At its peak in 2000, the UK Maxim reported a circulation of more than 300,000 but by late last year that had shrunk to under 50,000.

It was a slow but sure decline for the title, as well as for so many similar titles, trailing down each year as more and more young men moved online.

“The community that buys those magazines is moving to the internet,” Lorna Tilbian, media analyst at Numis Securities, a London investment bank, told Media Life almost two years ago. And by then circulation for men's title was already tumbling, falling 14.4 percent in the second half of 2006. Hardest hit were the lad titles.

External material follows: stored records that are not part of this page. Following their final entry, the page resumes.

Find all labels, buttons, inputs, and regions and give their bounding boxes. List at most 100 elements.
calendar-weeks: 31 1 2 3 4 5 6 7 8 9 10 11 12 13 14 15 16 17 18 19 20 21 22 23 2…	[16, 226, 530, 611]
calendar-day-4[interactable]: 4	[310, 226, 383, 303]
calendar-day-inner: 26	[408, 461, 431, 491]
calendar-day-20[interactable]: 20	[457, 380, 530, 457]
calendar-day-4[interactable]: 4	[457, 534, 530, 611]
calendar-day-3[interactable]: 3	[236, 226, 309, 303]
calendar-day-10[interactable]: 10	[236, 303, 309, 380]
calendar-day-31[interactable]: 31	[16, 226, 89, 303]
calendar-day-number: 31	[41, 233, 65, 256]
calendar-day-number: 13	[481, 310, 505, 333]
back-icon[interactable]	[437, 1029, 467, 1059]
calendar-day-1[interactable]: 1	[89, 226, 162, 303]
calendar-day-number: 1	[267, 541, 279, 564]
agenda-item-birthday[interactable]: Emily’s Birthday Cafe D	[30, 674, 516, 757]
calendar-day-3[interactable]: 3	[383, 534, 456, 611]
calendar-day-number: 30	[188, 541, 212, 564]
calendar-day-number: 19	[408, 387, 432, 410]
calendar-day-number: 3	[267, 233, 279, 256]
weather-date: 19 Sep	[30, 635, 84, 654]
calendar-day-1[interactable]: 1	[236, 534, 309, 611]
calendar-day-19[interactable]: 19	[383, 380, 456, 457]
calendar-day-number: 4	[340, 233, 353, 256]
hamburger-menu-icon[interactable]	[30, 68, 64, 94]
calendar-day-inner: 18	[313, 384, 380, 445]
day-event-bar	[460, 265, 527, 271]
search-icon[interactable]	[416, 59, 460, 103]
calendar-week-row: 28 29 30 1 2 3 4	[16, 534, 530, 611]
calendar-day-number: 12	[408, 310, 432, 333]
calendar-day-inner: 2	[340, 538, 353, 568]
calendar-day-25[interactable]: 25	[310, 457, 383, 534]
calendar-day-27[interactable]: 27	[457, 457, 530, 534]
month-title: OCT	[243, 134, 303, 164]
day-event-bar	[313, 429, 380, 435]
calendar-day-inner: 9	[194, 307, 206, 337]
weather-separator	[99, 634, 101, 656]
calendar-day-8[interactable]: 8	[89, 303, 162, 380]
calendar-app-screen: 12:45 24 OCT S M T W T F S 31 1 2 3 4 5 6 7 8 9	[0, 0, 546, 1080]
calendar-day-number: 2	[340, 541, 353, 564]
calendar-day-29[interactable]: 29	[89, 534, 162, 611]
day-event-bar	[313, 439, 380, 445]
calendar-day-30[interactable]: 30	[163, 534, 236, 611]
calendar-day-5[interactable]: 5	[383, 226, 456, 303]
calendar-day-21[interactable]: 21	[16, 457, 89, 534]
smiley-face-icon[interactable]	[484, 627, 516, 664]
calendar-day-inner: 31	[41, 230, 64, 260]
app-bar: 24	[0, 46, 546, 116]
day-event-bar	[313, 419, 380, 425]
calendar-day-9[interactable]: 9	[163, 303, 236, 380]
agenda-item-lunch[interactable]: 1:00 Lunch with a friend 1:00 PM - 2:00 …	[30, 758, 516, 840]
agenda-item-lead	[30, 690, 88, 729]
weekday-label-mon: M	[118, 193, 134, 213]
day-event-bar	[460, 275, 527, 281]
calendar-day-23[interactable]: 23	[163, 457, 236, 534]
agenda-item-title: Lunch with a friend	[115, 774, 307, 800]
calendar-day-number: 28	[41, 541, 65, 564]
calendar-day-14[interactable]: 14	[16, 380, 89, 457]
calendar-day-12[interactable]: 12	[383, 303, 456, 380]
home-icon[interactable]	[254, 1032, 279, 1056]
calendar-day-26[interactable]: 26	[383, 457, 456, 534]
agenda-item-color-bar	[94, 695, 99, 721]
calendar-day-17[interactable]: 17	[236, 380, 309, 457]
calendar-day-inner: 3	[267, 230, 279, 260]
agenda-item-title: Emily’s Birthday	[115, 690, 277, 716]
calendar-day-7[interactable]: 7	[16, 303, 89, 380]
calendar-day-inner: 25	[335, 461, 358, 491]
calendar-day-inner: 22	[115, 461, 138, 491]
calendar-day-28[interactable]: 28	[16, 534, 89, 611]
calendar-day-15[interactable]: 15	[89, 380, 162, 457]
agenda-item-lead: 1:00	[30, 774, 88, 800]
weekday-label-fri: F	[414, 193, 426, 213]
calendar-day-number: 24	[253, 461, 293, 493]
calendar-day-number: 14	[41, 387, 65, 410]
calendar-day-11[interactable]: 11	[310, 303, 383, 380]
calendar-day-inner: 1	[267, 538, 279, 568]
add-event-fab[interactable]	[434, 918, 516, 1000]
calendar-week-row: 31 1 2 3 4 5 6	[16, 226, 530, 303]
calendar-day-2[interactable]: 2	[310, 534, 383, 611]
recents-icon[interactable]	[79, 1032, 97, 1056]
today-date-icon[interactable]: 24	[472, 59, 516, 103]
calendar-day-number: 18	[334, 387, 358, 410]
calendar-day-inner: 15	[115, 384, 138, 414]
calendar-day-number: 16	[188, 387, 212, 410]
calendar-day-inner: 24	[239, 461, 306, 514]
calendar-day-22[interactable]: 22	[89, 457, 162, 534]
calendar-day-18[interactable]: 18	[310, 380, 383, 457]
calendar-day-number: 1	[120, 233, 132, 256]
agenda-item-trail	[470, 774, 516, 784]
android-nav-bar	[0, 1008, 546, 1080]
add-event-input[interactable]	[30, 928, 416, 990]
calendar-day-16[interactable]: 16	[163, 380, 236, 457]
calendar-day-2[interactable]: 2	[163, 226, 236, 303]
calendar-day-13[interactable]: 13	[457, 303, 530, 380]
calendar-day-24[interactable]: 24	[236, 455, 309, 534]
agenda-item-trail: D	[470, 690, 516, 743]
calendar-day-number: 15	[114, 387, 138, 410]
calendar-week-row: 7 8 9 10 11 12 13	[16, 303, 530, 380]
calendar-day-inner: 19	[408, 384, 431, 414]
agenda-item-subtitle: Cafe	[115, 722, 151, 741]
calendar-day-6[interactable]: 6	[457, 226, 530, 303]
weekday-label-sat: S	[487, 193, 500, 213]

But other forces were at work as well.

There was a flush of new titles, many weeklies, that overcrowded the market, making a shakeout inevitable. Almost all have seen their circulations tumble.

The few magazines to report gains were more upscale, traditional men's titles like Men’s Health and GQ, which remained above the fray.

But also hurting lad titles like Maxim was the rise more recently of free men's titles with far larger circulations, such as Sport and ShortList.

As freebies, handed out at train stations and the like, they didn't need to run racy covers to drive sales, making them more appealing to advertisers as well as readers.

The lads craze in the U.S. market has similarly ended. Maxim is still published but ad pages are well down. Sister title Stuff and arch-rival FHM folded two years ago.